In this paper we study two classes of non-Darcian flows through porous media, namely the turbulent flow of gases of polytropic thermodynamic evolution, and the flow of non-Newtonian power law fluids. We consider the problem of determining the one-dimensional flow generated by injecting gas into a porous medium. It is assumed that the injection is effectuated such that the pressure of injection or the mass velocity of injection is a prescribed function of time. For the power law fluid flow we investigate unconfined radial axisymmetric flow with a free surface by considering the spreading of fluid from a centrally located well where the level of fluid or the flow rate varies in time in a prescribed fashion.

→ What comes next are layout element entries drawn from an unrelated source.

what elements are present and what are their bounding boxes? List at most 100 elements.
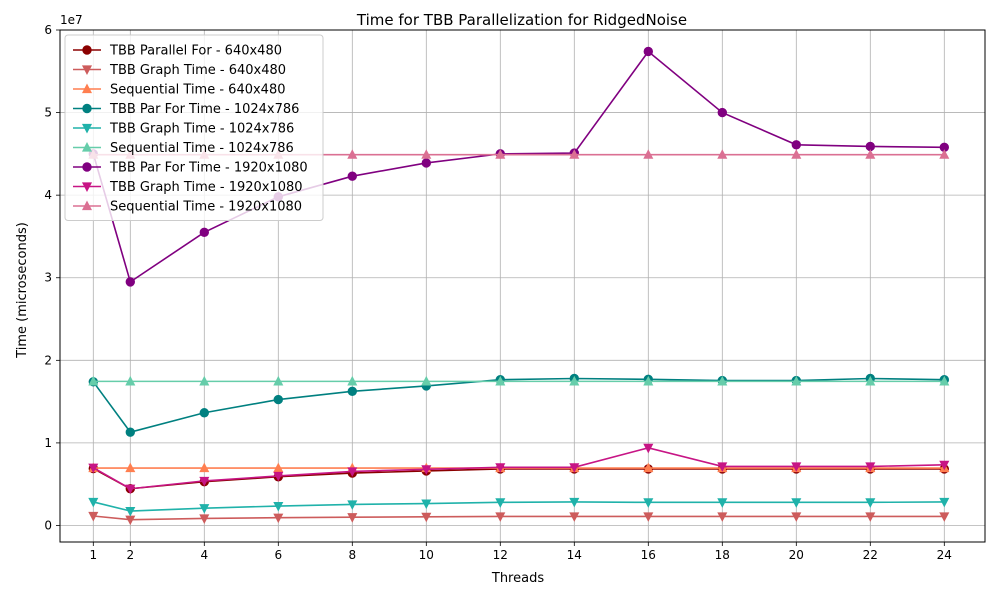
data-point: [865, 512, 876, 522]
data-point: [495, 498, 506, 508]
data-point: [939, 497, 950, 508]
data-point: [199, 514, 210, 524]
data-point: [569, 463, 580, 473]
legend-label: Sequential Time - 1920x1080: [110, 200, 302, 215]
y-tick-label: 2: [44, 353, 52, 367]
series-8: [88, 443, 950, 495]
data-point: [88, 463, 99, 474]
data-point: [347, 500, 358, 510]
legend-entry: TBB Graph Time - 640x480: [73, 63, 286, 78]
data-point: [865, 375, 876, 386]
legend-entry: TBB Graph Time - 1024x786: [73, 122, 294, 137]
data-point: [791, 140, 801, 150]
data-point: [643, 375, 654, 386]
y-tick-label: 6: [44, 23, 52, 37]
data-point: [569, 497, 580, 508]
data-point: [643, 149, 654, 159]
data-point: [347, 375, 358, 386]
data-point: [495, 463, 506, 473]
data-point: [347, 386, 357, 396]
data-point: [199, 504, 210, 514]
legend-entry: Sequential Time - 1920x1080: [73, 200, 302, 215]
data-point: [273, 375, 284, 386]
data-point: [717, 107, 727, 118]
legend-swatch-marker: [81, 200, 93, 211]
data-point: [569, 375, 580, 386]
data-point: [421, 465, 432, 475]
data-point: [791, 498, 802, 508]
legend-label: TBB Par For Time - 1920x1080: [109, 161, 308, 176]
series-6: [88, 375, 950, 386]
data-point: [717, 512, 728, 522]
data-point: [273, 513, 284, 524]
y-tick-label: 3: [44, 271, 52, 285]
y-tick-label: 0: [44, 518, 52, 532]
data-point: [865, 149, 876, 159]
data-point: [791, 375, 802, 386]
legend: TBB Parallel For - 640x480 TBB Graph Time…: [64, 34, 324, 221]
data-point: [791, 462, 802, 472]
data-point: [347, 149, 358, 159]
legend-label: Sequential Time - 640x480: [110, 83, 286, 98]
y-tick-label: 4: [44, 188, 52, 202]
x-tick-label: 20: [789, 548, 804, 562]
data-point: [199, 375, 210, 386]
legend-entry: Sequential Time - 640x480: [73, 83, 286, 98]
legend-label: Sequential Time - 1024x786: [110, 141, 294, 156]
legend-swatch-marker: [82, 162, 92, 172]
legend-label: TBB Graph Time - 1024x786: [109, 122, 294, 137]
data-point: [88, 375, 99, 386]
data-point: [717, 462, 728, 472]
data-point: [199, 227, 210, 238]
data-point: [347, 467, 358, 477]
series-5: [88, 497, 950, 517]
x-tick-label: 10: [419, 548, 434, 562]
data-point: [421, 375, 432, 386]
data-point: [421, 512, 432, 523]
legend-swatch-marker: [82, 45, 92, 55]
legend-swatch-marker: [81, 65, 93, 75]
data-point: [88, 497, 99, 508]
legend-entry: TBB Par For Time - 1920x1080: [73, 161, 308, 176]
x-tick-label: 6: [274, 548, 282, 562]
data-point: [791, 512, 802, 522]
x-axis-label: Threads: [491, 571, 544, 586]
data-point: [273, 394, 283, 405]
data-point: [939, 460, 950, 471]
x-tick-label: 1: [89, 548, 97, 562]
x-tick-label: 12: [493, 548, 508, 562]
plot-frame: [59, 29, 986, 543]
x-tick-label: 2: [126, 548, 134, 562]
data-point: [125, 484, 136, 495]
data-point: [347, 513, 358, 523]
x-tick-label: 22: [863, 548, 878, 562]
legend-label: TBB Parallel For - 640x480: [109, 44, 282, 59]
legend-entry: TBB Par For Time - 1024x786: [73, 102, 299, 117]
legend-swatch-marker: [81, 83, 93, 94]
data-point: [273, 502, 284, 512]
data-point: [273, 471, 284, 482]
legend-label: TBB Graph Time - 640x480: [109, 63, 286, 78]
data-point: [939, 375, 950, 386]
data-point: [643, 512, 654, 522]
x-tick-label: 8: [348, 548, 356, 562]
data-point: [125, 427, 136, 437]
legend-label: TBB Par For Time - 1024x786: [109, 102, 299, 117]
legend-swatch-marker: [81, 123, 93, 134]
y-tick-label: 1: [44, 436, 52, 450]
data-point: [199, 476, 210, 487]
data-point: [88, 511, 99, 522]
data-point: [421, 158, 431, 168]
data-point: [125, 506, 136, 517]
y-offset-label: 1e7: [60, 13, 83, 27]
data-point: [939, 149, 950, 159]
legend-entry: Sequential Time - 1024x786: [73, 141, 294, 156]
x-tick-label: 18: [715, 548, 730, 562]
legend-swatch-marker: [82, 103, 92, 114]
y-tick-label: 5: [44, 106, 52, 120]
data-point: [569, 149, 580, 159]
data-point: [125, 462, 136, 473]
x-tick-label: 14: [567, 548, 582, 562]
legend-swatch-marker: [81, 182, 93, 192]
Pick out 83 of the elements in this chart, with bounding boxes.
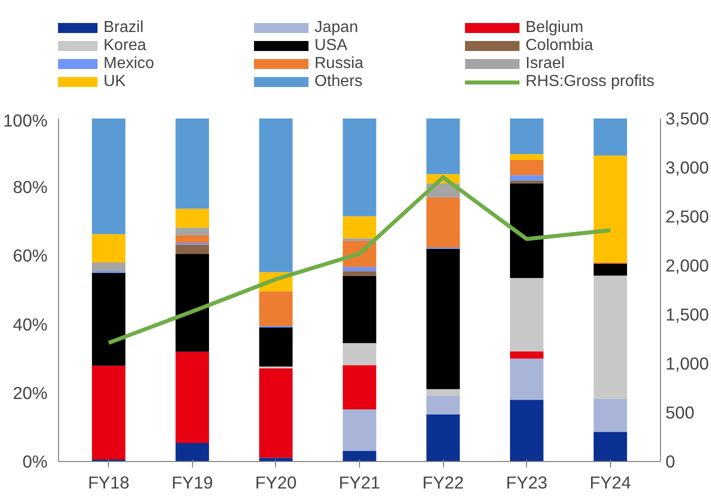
y-tick-label: 60%: [12, 246, 48, 266]
bar: [259, 458, 293, 462]
x-tick-label: FY24: [590, 472, 632, 492]
bar: [510, 358, 544, 400]
y2-tick-label: 1,000: [666, 354, 709, 374]
x-tick-label: FY21: [338, 472, 380, 492]
bar: [594, 118, 628, 156]
bar: [594, 398, 628, 432]
bar: [176, 235, 209, 244]
bar: [259, 291, 293, 326]
bar: [510, 160, 544, 176]
bar: [510, 351, 544, 359]
bar: [594, 276, 628, 399]
y-tick-label: 80%: [12, 177, 48, 198]
x-tick-label: FY20: [255, 472, 297, 492]
bar: [426, 414, 460, 462]
y-tick-label: 20%: [12, 382, 48, 403]
bar: [259, 368, 293, 458]
x-tick-label: FY23: [506, 472, 548, 492]
legend-label: Russia: [314, 55, 364, 73]
bar: [176, 118, 209, 209]
y2-tick-label: 2,500: [666, 206, 709, 226]
legend-label: Mexico: [104, 55, 156, 73]
y2-tick-label: 0: [666, 452, 676, 472]
x-tick-label: FY18: [88, 472, 130, 492]
bar: [259, 118, 293, 272]
bar: [426, 118, 460, 174]
bar: [510, 154, 544, 160]
y-tick-label: 40%: [12, 314, 48, 334]
bar: [176, 352, 209, 443]
bar: [342, 276, 376, 344]
bar: [176, 442, 209, 462]
bar: [510, 183, 544, 278]
y2-tick-label: 2,000: [666, 256, 709, 276]
x-tick-label: FY19: [172, 472, 213, 492]
bar: [342, 267, 376, 272]
y-tick-label: 100%: [3, 110, 48, 130]
line-series: [106, 175, 612, 345]
bar: [594, 156, 628, 262]
legend-label: Others: [314, 73, 364, 91]
bar: [92, 366, 126, 460]
bar: [176, 244, 209, 254]
bar: [594, 264, 628, 276]
legend-label: Korea: [104, 37, 148, 55]
bar: [510, 400, 544, 462]
bar: [92, 262, 126, 272]
bar: [594, 432, 628, 462]
bar: [342, 216, 376, 238]
legend-label: UK: [104, 73, 127, 91]
y2-tick-label: 1,500: [666, 304, 709, 324]
bar: [342, 365, 376, 410]
bar: [92, 118, 126, 234]
bar: [510, 175, 544, 181]
y-tick-label: 0%: [22, 452, 48, 472]
bar: [342, 409, 376, 451]
bar: [426, 248, 460, 390]
legend-label: RHS:Gross profits: [526, 73, 656, 91]
bar: [176, 228, 209, 236]
bar: [92, 234, 126, 263]
bar: [510, 180, 544, 184]
bar: [342, 450, 376, 462]
y2-tick-label: 3,500: [666, 108, 709, 128]
bar: [426, 197, 460, 248]
y2-tick-label: 3,000: [666, 158, 709, 178]
bar: [426, 389, 460, 396]
legend-label: Belgium: [526, 19, 584, 37]
legend-label: Brazil: [104, 19, 145, 37]
bar: [176, 254, 209, 352]
legend-label: Israel: [526, 55, 566, 73]
bar: [342, 271, 376, 276]
legend-label: USA: [314, 37, 348, 55]
bar: [342, 343, 376, 366]
y2-tick-label: 500: [666, 402, 694, 422]
legend-label: Colombia: [526, 37, 594, 55]
bar: [342, 118, 376, 216]
bar: [510, 278, 544, 352]
bar: [92, 272, 126, 366]
bar: [426, 396, 460, 415]
bar: [176, 208, 209, 228]
bar: [510, 118, 544, 154]
x-tick-label: FY22: [422, 472, 464, 492]
legend-label: Japan: [314, 19, 360, 37]
bar: [259, 327, 293, 366]
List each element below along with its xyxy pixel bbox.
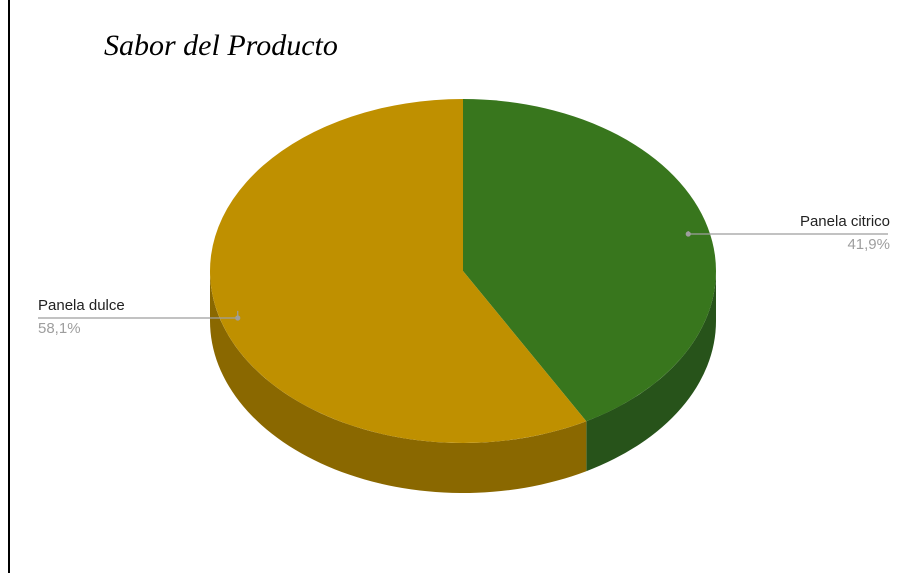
leader-line-panela-citrico	[687, 231, 888, 235]
pie-slice-panela-citrico[interactable]	[463, 99, 717, 422]
chart-title: Sabor del Producto	[104, 29, 338, 62]
slice-label-panela-citrico: Panela citrico	[800, 213, 890, 230]
pie-slice-panela-dulce[interactable]	[210, 99, 587, 443]
pie-depth-group	[210, 271, 716, 494]
left-border-line	[8, 0, 10, 573]
slice-label-panela-dulce: Panela dulce	[38, 297, 125, 314]
pie-side-panela-citrico	[586, 271, 716, 472]
pie-slices-group	[210, 99, 717, 443]
pie-labels-group: Panela citrico 41,9% Panela dulce 58,1%	[38, 213, 890, 337]
pie-side-panela-dulce	[210, 271, 587, 494]
leader-dot-panela-dulce	[235, 315, 241, 321]
slice-value-panela-dulce: 58,1%	[38, 320, 81, 337]
leader-dot-panela-citrico	[685, 231, 691, 237]
slice-value-panela-citrico: 41,9%	[847, 236, 890, 253]
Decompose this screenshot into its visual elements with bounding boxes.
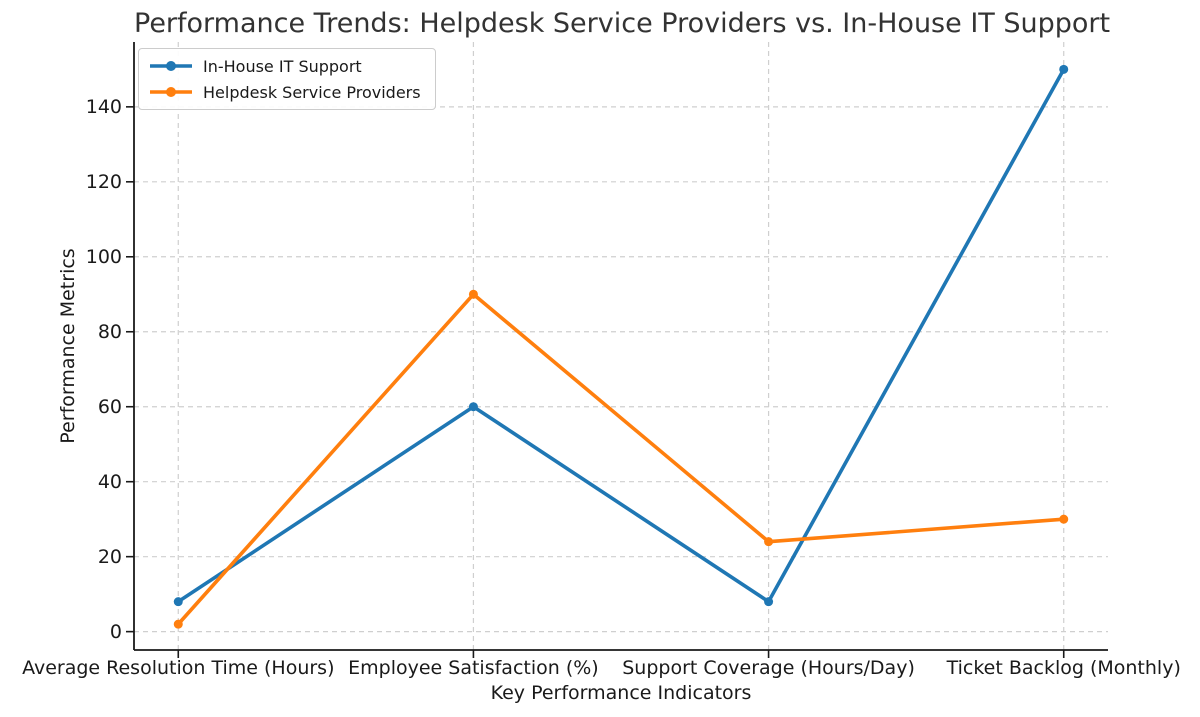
y-tick-label: 80 <box>97 320 122 343</box>
y-tick-label: 40 <box>97 470 122 493</box>
legend: In-House IT Support Helpdesk Service Pro… <box>138 48 436 110</box>
data-point-marker <box>764 537 774 547</box>
x-tick-label: Average Resolution Time (Hours) <box>22 657 335 679</box>
chart-title: Performance Trends: Helpdesk Service Pro… <box>134 8 1111 39</box>
data-point-marker <box>173 619 183 629</box>
line-marker-icon <box>150 87 192 97</box>
data-point-marker <box>764 597 774 607</box>
y-tick-label: 0 <box>109 620 122 643</box>
legend-item-helpdesk: Helpdesk Service Providers <box>149 80 421 104</box>
data-point-marker <box>1059 64 1069 74</box>
y-tick-label: 140 <box>85 95 122 118</box>
legend-label-in-house: In-House IT Support <box>203 56 362 76</box>
y-tick-label: 100 <box>85 245 122 268</box>
x-tick-label: Support Coverage (Hours/Day) <box>622 657 915 679</box>
data-point-marker <box>1059 514 1069 524</box>
series-line <box>176 292 1064 626</box>
y-tick-label: 120 <box>85 170 122 193</box>
y-tick-label: 60 <box>97 395 122 418</box>
legend-label-helpdesk: Helpdesk Service Providers <box>203 82 421 102</box>
data-point-marker <box>173 597 183 607</box>
x-axis-label: Key Performance Indicators <box>490 682 752 704</box>
y-tick-label: 20 <box>97 545 122 568</box>
data-point-marker <box>468 402 478 412</box>
x-tick-label: Ticket Backlog (Monthly) <box>946 657 1181 679</box>
legend-item-in-house: In-House IT Support <box>149 54 421 78</box>
series-line <box>177 68 1066 604</box>
x-tick-label: Employee Satisfaction (%) <box>348 657 599 679</box>
line-marker-icon <box>150 61 192 71</box>
data-point-marker <box>468 289 478 299</box>
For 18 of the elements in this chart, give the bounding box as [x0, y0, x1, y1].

In the equations governing the gas flow, the momentum equation is the Darcy-Forchheimer equation for high Reynolds number flow, while the power law fluid flow model is based on a modified Darcy's law to take into account the non-linear rheological effects on the flow behavior. In both cases the governing equations belong to a class of non-linear degenerate parabolic equations with solutions exhibiting traveling wave characteristics for certain fluid and porous medium properties. If the boundary conditions are power law functions of time we present similarity transformations which reduce the governing partial differential equations to non-linear ordinary differential equations which are solved numerically by a shooting method. The numerical results are compared with the exact closed form solutions for certain particular cases. The agreement between the numerical and exact solutions is shown to be excellent.